Alors que la commission mixte paritaire n'a pu se mettre d'accord, ce mardi, sur la thématique de la fin de vie, la droite demande notamment à Emmanuel Macron d'envisager l'organisation d'un référendum sur la question.
Députés et sénateurs ont constaté mardi leur désaccord sur la légalisation de l'euthanasie et du suicide assisté. Un échec prévisible qui relance une question : faut-il désormais consulter directement les Français ?
Car ces dernières années, Emmanuel Macron a expliqué vouloir avancer de manière apaisée et rechercher le plus large consensus possible. Or, c'est exactement l'inverse qui s'est produit.
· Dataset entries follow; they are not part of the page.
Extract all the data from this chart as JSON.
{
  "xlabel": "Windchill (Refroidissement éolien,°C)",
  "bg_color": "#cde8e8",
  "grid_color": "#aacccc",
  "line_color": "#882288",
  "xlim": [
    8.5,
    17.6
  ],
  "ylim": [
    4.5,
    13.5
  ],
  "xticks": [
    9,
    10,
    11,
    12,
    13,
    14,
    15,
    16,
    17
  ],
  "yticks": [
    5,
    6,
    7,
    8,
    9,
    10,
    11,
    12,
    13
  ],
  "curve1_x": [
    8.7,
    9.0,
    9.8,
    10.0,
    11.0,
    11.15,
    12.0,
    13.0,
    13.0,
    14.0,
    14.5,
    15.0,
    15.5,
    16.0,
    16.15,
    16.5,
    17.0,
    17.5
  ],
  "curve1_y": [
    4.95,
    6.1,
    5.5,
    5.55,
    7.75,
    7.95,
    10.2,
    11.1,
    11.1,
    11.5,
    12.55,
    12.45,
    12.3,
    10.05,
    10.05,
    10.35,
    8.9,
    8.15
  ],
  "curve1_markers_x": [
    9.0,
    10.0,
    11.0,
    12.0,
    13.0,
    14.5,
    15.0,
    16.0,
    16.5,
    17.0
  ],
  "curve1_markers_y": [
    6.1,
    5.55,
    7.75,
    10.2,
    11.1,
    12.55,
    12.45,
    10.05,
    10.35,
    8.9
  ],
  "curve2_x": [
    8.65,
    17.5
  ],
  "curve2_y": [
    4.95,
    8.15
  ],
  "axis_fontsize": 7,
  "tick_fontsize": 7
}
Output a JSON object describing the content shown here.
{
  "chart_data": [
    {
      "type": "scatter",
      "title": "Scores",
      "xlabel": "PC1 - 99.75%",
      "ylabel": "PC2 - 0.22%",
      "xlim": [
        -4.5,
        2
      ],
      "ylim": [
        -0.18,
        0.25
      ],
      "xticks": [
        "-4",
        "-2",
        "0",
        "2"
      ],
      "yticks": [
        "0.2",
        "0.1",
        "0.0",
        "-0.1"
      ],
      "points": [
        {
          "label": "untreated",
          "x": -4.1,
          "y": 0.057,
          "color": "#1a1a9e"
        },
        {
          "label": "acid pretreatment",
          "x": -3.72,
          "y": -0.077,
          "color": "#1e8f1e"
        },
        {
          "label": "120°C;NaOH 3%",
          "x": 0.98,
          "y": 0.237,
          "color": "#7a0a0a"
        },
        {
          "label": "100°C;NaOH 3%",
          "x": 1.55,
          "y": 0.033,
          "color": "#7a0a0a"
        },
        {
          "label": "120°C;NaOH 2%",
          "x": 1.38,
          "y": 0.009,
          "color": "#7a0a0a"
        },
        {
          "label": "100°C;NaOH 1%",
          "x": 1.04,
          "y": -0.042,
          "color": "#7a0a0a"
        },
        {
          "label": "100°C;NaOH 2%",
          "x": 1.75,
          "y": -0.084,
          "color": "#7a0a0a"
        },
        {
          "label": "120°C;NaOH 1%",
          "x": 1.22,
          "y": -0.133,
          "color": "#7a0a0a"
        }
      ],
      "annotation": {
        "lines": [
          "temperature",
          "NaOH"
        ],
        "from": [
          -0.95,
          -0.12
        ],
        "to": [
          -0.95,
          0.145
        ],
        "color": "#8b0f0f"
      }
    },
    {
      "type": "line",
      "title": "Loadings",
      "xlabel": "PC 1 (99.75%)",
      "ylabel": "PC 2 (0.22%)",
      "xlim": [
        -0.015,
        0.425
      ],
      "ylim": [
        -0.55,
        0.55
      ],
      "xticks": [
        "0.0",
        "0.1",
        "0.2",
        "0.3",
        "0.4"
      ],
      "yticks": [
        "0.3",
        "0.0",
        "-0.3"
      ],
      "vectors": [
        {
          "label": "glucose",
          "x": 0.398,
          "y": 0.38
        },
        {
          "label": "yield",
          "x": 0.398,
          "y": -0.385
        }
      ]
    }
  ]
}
Un vote final le 15 juillet
Le Sénat continue de rejeter la légalisation de l'euthanasie et du suicide assisté, quand l'Assemblée nationale s'apprête à l'adopter définitivement. Malgré cet échec, le gouvernement maintient son objectif : un vote final le 15 juillet.
Une accélération qui relance la question d'une consultation populaire. Le sénateur LR Francis Szpiner a déjà réuni plus de 185 parlementaires pour engager une procédure de référendum d'initiative partagée.
Le Conseil constitutionnel doit désormais se prononcer sur sa recevabilité d’ici à la mi-juin. Pour les partisans de cette démarche, une question aussi fondamentale ne peut être tranchée par quelques centaines de parlementaires.